The noninvasive test detects tiny electrical changes in the beat-to-beat fluctuations of the heart. People with these tiny changes, called T-wave alternans, are at higher risk for sudden cardiac arrest.

"Before now, we really haven't had a good tool to diagnose the electrical workings of the heart," Cohen told the Sentinel. "I do see the technology spreading and entering routine clinical use."

CLIPS AND QUOTES

"If this battery existed and I had the patent, I'd be lying next to a kidney-shaped pool with the sun on my back right now."--Professor Don Sadoway of materials science and engineering about a battery powerful and cheap enough to make electric cars feasible. He was interviewed for a March 3 Associated Press (AP) story about batteries that ran in papers nationwide. Sadoway went on to predict that such a battery will be here "within a handful of years."

"Engineering solutions need to be found if the city is to be saved for future generations."--Professor Rafael Bras of civil and environmental engineering about increased tidal flooding in Venice, the focus of some of his research. Bras was quoted in a March 4 story in the Washington Post.

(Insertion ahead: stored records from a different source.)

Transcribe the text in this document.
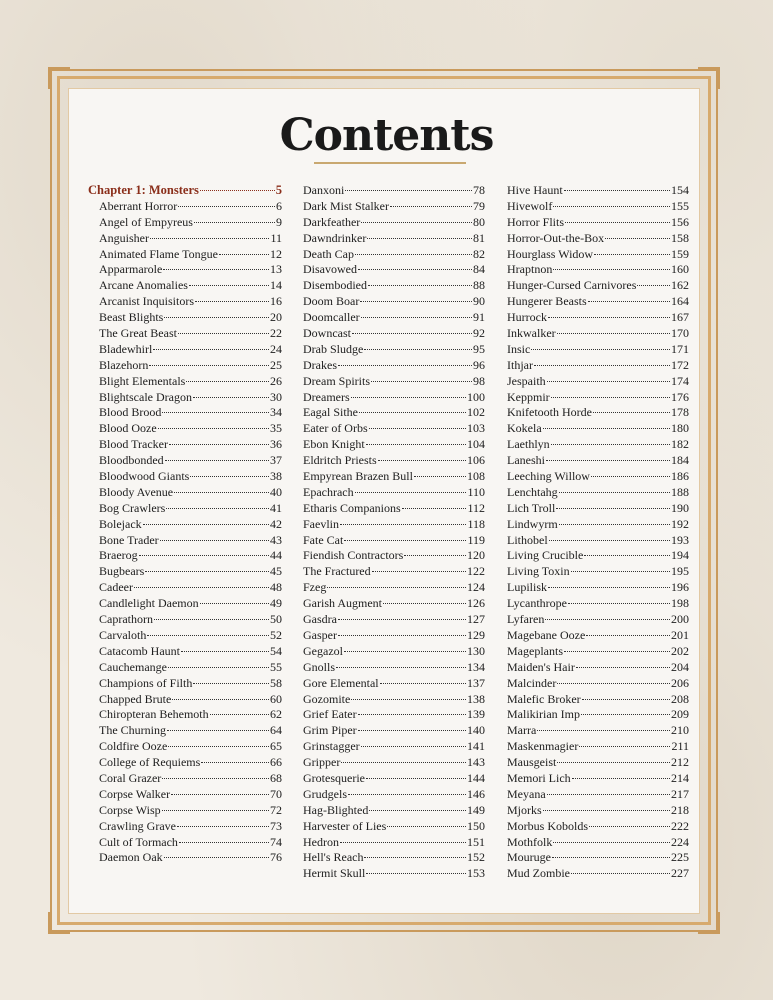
Contents
Chapter 1: Monsters	5
Aberrant Horror	6
Angel of Empyreus	9
Anguisher	11
Animated Flame Tongue	12
Apparmarole	13
Arcane Anomalies	14
Arcanist Inquisitors	16
Beast Blights	20
The Great Beast	22
Bladewhirl	24
Blazehorn	25
Blight Elementals	26
Blightscale Dragon	30
Blood Brood	34
Blood Ooze	35
Blood Tracker	36
Bloodbonded	37
Bloodwood Giants	38
Bloody Avenue	40
Bog Crawlers	41
Bolejack	42
Bone Trader	43
Braerog	44
Bugbears	45
Cadeer	48
Candlelight Daemon	49
Caprathorn	50
Carvaloth	52
Catacomb Haunt	54
Cauchemange	55
Champions of Filth	58
Chapped Brute	60
Chiropteran Behemoth	62
The Churning	64
Coldfire Ooze	65
College of Requiems	66
Coral Grazer	68
Corpse Walker	70
Corpse Wisp	72
Crawling Grave	73
Cult of Tormach	74
Daemon Oak	76
Danxoni	78
Dark Mist Stalker	79
Darkfeather	80
Dawndrinker	81
Death Cap	82
Disavowed	84
Disembodied	88
Doom Boar	90
Doomcaller	91
Downcast	92
Drab Sludge	95
Drakes	96
Dream Spirits	98
Dreamers	100
Eagal Sithe	102
Eater of Orbs	103
Ebon Knight	104
Eldritch Priests	106
Empyrean Brazen Bull	108
Epachrach	110
Etharis Companions	112
Faevlin	118
Fate Cat	119
Fiendish Contractors	120
The Fractured	122
Fzeg	124
Garish Augment	126
Gasdra	127
Gasper	129
Gegazol	130
Gnolls	134
Gore Elemental	137
Gozomite	138
Grief Eater	139
Grim Piper	140
Grinstagger	141
Gripper	143
Grotesquerie	144
Grudgels	146
Hag-Blighted	149
Harvester of Lies	150
Hedron	151
Hell's Reach	152
Hermit Skull	153
Hive Haunt	154
Hivewolf	155
Horror Flits	156
Horror-Out-the-Box	158
Hourglass Widow	159
Hraptnon	160
Hunger-Cursed Carnivores	162
Hungerer Beasts	164
Hurrock	167
Inkwalker	170
Insic	171
Ithjar	172
Jespaith	174
Keppmir	176
Knifetooth Horde	178
Kokela	180
Laethlyn	182
Laneshi	184
Leeching Willow	186
Lenchtahg	188
Lich Troll	190
Lindwyrm	192
Lithobel	193
Living Crucible	194
Living Toxin	195
Lupilisk	196
Lycanthrope	198
Lyfaren	200
Magebane Ooze	201
Mageplants	202
Maiden's Hair	204
Malcinder	206
Malefic Broker	208
Malikirian Imp	209
Marra	210
Maskenmagier	211
Mausgeist	212
Memori Lich	214
Meyana	217
Mjorks	218
Morbus Kobolds	222
Mothfolk	224
Mouruge	225
Mud Zombie	227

"You might rebel against me by getting a stud in your tongue. But your kids will rebel against you by getting a wireless Internet connection installed in their brain, so they can instant message their friends, while you think they're listening to you."--Professor Rodney Brooks of the Artificial Intelligence Laboratory to his teenage kids, as reported in a San Francisco Chronicle story Feb. 25.

"It's just got a booster rocket stuck on it right now."--Ken Morse, managing director of MIT's Entrepreneurship Center, about the interest in security technology after Sept. 11. His comments appeared in a March 10 AP story.

"If you have a lot of false positives, you just tie up the airport."--Richard Lanza, a senior research scientist in nuclear engineering, registering concerns about new luggage screening devices in an AP story that ran in the April 3 issue of the Los Angeles Times.

"Nobody really cares what your gender is, you're really judged on your ability."--Karen Noyes, a graduate student in nuclear engineering, on her experiences as an MIT student, as reported in the Boston Globe on March 24.

"Part of the challenge is to hold on to the raft."--Composer and Media Lab Professor Tod Machover comparing his music to whitewater rafting in the April 1 Irish Times.

"The antitrust weapon is too blunt an instrument for dynamic, high-tech industries."--Richard Schmalensee, dean of the Sloan School, on the lesson to be learned from the Microsoft antitrust trial. He was quoted in the March 26 Lebanon Daily Star.

A version of this article appeared in MIT Tech Talk on April 10, 2002.